There's a kind of fellowship and kindness to it when I watch that. Words are not spoken. The recipient of the cigarette and the light, they don't usually say thank you until after they pull that first drag. 

And then they have deep, important conversations about things. You can tell by their bodies. And then a joke, and there is laughter.

I think of rituals sometimes, these kinds of social agreements. As a non-smoker, I don't get to participate in these things but they are interesting to watch from a distance. 

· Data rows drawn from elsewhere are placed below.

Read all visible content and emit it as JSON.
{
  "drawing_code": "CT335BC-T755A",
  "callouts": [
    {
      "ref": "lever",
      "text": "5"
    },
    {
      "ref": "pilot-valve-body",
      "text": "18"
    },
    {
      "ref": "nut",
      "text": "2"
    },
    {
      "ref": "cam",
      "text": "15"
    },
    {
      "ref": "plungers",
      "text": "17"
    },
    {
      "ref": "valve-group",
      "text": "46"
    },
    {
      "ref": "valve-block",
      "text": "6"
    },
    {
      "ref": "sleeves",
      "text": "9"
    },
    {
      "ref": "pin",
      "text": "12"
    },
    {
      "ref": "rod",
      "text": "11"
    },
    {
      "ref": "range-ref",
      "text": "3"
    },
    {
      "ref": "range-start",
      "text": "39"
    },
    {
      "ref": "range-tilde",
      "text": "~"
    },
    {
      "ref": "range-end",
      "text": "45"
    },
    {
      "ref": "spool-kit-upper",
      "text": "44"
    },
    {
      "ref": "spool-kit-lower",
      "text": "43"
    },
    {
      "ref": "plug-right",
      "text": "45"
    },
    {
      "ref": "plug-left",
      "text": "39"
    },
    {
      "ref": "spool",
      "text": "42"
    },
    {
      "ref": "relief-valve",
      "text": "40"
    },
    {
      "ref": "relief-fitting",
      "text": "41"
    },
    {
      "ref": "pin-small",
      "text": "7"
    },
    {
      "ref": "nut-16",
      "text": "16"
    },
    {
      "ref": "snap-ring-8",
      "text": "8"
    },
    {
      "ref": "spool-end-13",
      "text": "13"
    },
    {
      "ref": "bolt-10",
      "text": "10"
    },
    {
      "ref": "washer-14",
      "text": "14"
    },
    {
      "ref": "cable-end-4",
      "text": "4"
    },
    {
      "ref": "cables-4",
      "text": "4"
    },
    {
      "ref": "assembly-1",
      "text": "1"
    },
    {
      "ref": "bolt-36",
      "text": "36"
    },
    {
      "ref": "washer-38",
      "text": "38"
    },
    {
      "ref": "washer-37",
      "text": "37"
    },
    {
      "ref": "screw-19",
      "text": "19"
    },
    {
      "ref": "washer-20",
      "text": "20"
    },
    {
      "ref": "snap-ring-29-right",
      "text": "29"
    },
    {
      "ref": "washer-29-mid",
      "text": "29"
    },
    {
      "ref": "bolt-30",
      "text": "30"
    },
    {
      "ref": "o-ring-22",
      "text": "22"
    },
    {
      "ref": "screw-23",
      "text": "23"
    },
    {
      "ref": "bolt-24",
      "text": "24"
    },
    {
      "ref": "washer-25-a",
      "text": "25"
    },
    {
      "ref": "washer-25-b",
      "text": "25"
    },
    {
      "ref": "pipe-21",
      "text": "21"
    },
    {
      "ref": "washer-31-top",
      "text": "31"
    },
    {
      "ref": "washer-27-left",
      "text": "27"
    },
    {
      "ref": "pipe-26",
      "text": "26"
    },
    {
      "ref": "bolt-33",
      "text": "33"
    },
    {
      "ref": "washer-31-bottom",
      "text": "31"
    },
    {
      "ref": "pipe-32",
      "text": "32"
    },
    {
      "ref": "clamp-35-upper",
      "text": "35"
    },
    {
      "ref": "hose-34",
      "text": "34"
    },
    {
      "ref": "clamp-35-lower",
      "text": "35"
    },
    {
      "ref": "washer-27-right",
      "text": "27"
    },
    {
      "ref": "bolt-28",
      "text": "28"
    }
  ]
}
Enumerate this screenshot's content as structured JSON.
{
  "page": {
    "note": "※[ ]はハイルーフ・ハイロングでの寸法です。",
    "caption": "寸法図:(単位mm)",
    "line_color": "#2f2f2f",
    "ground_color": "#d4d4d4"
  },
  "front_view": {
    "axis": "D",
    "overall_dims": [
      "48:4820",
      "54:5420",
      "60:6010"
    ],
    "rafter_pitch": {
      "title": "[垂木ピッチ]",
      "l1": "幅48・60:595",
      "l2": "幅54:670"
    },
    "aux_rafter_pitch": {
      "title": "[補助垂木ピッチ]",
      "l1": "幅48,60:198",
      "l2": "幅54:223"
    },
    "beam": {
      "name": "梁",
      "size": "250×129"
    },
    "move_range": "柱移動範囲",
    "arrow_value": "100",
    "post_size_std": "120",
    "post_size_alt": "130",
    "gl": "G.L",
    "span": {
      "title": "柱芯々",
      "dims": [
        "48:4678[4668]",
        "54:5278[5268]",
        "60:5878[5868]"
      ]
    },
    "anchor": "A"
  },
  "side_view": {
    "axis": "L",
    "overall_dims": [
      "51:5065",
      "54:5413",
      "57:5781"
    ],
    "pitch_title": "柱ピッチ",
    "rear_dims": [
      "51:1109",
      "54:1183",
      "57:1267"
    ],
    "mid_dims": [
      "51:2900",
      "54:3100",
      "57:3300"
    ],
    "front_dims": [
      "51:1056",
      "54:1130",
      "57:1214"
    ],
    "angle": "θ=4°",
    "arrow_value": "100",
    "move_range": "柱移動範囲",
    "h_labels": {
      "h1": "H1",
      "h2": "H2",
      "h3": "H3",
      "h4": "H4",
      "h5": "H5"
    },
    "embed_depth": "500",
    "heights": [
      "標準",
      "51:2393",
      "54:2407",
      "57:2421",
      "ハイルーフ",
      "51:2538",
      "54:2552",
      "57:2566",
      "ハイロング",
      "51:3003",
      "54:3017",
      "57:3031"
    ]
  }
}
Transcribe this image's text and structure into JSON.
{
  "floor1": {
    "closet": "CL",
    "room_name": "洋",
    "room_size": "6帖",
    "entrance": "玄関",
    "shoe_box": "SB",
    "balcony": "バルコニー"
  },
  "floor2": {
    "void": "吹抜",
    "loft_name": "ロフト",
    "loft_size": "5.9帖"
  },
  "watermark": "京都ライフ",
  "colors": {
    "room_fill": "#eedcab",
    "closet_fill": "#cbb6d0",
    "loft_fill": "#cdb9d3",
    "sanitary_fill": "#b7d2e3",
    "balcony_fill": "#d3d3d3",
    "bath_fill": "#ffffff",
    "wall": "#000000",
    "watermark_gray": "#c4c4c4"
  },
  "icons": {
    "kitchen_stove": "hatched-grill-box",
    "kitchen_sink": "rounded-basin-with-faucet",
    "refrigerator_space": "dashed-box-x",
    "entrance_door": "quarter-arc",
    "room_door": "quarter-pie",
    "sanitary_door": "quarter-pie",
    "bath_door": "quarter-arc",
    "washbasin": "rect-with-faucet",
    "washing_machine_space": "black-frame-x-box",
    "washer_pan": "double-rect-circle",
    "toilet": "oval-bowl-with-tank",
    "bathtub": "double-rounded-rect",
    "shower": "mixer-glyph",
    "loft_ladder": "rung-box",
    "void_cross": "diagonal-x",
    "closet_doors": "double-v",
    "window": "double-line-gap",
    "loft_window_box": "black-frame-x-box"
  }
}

Once, while working for a small company, several of my office mates smoked. They'd get up periodically, head outside, and do their thing. As a non-smoker, I felt I deserved a break too. But I wasn't going out there to smoke. Instead, I'd play a game on the computer for a few minutes, and stop when they came back. 

The big boss walked by, saw me, and proceeded to give me shit. I pointed out that four of my coworkers were in the parking lot, having a smoke. Me goofing off for a few minutes until they came back in, in my mind, was equivalent to them going out and talking about the Patriots game while puffing away. 

He didn't see it the same way. 

As a 30 yr old human instead of a 16 year old human like the one that felt berated by the mom at a youth group meeting, I just looked at him and said 'honestly, what's the difference, guy? Go out there and give them shit and tell them to get back to work the same way you told me to. I bet you won't.' 

I won that argument. He never gave me shit again. 

Part of me thinks about this acceptable behaviour, for people to take a break and walk away. Maybe I could have taken a break and gone for a walk around the building but games are fun. I prefer games. 

And after all, we're all just playing games with our lives sometimes, right?